The liberal arts education at PC, where she majored in humanities and minored in French and film, provided Glassman a wide range of topics to explore in her films. She intentionally chose not to attend a film production school at the undergraduate level, deciding to reserve that track for her graduate studies. She spent her undergraduate years asking important questions and opening her eyes to the breadth of the human experience in classes such as ethics and women’s studies.

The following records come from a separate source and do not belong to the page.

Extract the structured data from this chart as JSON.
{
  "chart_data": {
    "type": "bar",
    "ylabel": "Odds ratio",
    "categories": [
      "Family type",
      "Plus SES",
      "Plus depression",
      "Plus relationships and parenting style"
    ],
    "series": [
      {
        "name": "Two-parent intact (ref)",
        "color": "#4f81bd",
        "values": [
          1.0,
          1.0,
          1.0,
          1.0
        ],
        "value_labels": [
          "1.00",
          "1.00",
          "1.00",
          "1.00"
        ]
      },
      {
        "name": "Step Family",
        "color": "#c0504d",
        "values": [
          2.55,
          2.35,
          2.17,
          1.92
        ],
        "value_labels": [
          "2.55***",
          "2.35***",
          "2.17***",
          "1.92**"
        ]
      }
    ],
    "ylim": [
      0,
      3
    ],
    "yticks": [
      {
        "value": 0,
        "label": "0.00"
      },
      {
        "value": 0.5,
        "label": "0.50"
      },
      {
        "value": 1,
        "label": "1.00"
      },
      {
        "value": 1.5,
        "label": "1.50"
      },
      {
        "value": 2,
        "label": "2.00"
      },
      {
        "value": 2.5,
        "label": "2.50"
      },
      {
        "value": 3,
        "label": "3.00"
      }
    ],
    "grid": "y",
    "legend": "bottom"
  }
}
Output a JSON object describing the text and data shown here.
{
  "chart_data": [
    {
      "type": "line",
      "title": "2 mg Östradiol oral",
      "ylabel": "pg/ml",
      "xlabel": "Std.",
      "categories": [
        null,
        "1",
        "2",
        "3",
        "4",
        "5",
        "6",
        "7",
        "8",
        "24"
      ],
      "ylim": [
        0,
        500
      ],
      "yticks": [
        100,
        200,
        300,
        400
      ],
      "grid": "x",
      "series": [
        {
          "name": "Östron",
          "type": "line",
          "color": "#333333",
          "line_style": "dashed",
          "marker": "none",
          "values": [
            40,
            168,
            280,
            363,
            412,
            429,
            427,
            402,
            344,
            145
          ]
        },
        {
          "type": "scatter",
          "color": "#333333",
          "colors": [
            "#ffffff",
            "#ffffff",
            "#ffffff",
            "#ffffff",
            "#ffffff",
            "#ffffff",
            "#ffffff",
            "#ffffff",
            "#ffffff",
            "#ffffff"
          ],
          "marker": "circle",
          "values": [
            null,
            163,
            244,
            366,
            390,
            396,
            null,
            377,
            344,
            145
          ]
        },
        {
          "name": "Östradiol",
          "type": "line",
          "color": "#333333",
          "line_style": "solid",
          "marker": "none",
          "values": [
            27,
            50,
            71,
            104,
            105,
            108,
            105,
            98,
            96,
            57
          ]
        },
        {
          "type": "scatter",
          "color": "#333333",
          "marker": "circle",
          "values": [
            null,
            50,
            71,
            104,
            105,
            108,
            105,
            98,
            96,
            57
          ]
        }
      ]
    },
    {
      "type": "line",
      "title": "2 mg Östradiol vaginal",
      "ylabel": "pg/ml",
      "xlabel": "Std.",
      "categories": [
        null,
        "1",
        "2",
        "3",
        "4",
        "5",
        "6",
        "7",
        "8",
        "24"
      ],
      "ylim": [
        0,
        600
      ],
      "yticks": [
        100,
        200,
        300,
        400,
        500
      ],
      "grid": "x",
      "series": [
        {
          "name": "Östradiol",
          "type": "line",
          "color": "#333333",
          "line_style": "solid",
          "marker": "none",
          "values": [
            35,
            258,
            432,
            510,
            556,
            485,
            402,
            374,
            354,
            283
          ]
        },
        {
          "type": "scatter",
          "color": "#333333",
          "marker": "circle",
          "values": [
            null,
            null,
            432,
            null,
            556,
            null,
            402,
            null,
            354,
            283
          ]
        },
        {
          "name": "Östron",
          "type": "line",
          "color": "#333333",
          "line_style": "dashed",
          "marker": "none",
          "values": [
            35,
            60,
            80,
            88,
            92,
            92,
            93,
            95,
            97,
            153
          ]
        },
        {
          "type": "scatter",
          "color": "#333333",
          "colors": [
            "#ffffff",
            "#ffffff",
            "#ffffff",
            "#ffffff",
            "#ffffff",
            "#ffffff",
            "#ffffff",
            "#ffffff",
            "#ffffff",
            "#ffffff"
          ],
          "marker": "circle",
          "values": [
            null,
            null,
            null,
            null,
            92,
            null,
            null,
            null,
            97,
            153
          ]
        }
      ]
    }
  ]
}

“PC offers the widest range of humanities, philosophy, women’s studies, ethics. I can take all of these and use them to make movies. I want to incorporate all of those things in my films,” said Glassman.
Filming “How I Learned to Die,” a project that was so personal to her in content, was a cathartic experience. Script writing was difficult because she dealt with memories of pain and uncertainty. She also had to decide what to keep from her own experience and what to remove or embellish to make a good film. Glassman said the filming, especially the hospital scenes recorded in the PC nursing laboratory, was transformative. The project gave her the opportunity to relive the experience, but in a circumstance where she was in charge, writing the narrative and directing the scenes on her own terms.
The importance of giving back is one of the most important lessons Glassman says she has learned from Lee. She admires his dedication to forming the next generation of filmmakers at NYU, his alma mater. Although he has a prolific career filled with many notable films and has many projects to keep him busy, Lee chooses to spend every Thursday at NYU with his students. Glassman’s own thesis film was funded by the Spike Lee and Sandra Ifraimova Film Production Grant.
“I think about my education at PC and NYU. Later in my career, I hope that I have the same mindset of going back to my roots and serving the community that nurtured me,” said Glassman.